By the end you should be able to hold the whole machine in your head: trace a kubectl apply from your
terminal to a running container and back, name the component responsible at every hop, and — when one of
them misbehaves — know exactly where to look and why.
Check your understanding
Section titled “Check your understanding”- In one sentence, what is the difference in intent between Part 4 and Part 4½?
- The roadmap is ordered to follow “a change’s own life through the system.” What enters first, and what acts last — and why is that a useful mental model?
- This Part promises to stay first-principles even at maximum depth. What does “why before how” buy a reader who is debugging a production incident?
- Name the three foundation pages this Part deliberately does not repeat, and one thing each contributes that the deep pages assume you already know.
Show answers
- Part 4 teaches what objects exist and how to use them; Part 4½ teaches how the machinery underneath actually works — the same system, one layer down.
- A change enters through the API server into etcd, then controllers react, the scheduler places the work, and the kubelet runs it last. It’s useful because debugging is mostly “where in this pipeline did the change get stuck?” — and knowing the order tells you which component to inspect next.

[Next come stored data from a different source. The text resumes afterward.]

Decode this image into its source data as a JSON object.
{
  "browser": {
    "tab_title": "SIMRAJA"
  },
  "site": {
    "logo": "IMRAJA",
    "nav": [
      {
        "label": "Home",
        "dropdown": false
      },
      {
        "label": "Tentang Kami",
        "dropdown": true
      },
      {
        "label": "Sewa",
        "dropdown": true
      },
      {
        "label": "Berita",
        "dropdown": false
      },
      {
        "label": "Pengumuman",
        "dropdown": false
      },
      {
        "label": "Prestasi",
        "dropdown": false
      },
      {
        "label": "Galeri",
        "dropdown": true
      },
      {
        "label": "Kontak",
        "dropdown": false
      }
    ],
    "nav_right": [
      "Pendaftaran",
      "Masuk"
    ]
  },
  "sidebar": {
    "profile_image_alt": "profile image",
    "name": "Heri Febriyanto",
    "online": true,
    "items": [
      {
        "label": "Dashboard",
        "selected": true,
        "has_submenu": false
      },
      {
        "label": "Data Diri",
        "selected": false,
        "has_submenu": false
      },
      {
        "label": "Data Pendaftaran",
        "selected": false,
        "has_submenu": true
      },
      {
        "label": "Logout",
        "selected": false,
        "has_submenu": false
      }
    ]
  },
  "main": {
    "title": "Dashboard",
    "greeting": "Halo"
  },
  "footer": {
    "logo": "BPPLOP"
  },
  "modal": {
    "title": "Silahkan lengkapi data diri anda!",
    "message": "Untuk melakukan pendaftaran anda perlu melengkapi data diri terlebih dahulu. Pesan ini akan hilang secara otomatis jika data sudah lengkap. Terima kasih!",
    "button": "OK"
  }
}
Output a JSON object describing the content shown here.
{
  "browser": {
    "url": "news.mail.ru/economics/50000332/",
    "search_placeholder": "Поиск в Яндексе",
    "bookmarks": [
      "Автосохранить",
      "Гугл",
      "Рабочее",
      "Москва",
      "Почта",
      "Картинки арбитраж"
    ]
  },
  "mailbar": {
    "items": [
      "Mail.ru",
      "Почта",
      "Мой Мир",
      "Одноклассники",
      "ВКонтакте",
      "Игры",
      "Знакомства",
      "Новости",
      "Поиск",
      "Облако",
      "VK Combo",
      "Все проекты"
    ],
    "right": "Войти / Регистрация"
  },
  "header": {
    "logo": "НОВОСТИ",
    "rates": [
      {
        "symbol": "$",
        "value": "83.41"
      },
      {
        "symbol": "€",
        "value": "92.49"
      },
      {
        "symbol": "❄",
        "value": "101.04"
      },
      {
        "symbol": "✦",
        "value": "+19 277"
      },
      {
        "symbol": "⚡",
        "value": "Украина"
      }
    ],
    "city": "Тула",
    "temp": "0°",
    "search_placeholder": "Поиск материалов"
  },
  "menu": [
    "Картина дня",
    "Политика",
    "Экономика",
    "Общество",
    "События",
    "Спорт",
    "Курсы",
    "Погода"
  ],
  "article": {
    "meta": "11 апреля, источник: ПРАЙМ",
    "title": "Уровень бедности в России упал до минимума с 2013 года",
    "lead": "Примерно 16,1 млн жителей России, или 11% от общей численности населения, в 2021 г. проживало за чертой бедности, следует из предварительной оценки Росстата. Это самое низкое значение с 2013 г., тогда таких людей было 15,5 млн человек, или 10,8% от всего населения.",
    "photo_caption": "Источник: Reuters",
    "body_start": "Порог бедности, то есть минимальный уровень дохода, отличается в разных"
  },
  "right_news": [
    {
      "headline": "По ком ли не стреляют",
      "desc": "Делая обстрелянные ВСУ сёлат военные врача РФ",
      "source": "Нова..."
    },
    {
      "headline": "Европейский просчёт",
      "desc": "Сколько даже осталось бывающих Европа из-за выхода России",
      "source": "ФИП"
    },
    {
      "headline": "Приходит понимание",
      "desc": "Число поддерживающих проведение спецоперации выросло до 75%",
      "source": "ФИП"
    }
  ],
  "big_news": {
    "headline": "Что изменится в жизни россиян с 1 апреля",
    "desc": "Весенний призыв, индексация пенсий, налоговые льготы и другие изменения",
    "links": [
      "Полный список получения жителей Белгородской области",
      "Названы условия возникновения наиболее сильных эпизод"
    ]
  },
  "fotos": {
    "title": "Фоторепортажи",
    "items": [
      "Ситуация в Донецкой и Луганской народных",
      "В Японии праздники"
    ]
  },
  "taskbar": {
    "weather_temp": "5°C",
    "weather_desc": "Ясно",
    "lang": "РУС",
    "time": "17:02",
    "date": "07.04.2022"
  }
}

- Knowing why a mechanism exists tells you what it’s supposed to do, so you can spot the gap between intended and observed behavior — the heart of debugging. Memorized “how” alone leaves you guessing when reality deviates from the happy path.
- Kubernetes architecture (the control-plane/node split and “one door, one truth”); the reconciliation loop (observe→compare→act, the shape every controller takes); and namespaces & cgroups (the kernel primitives the kubelet and resource management stand on).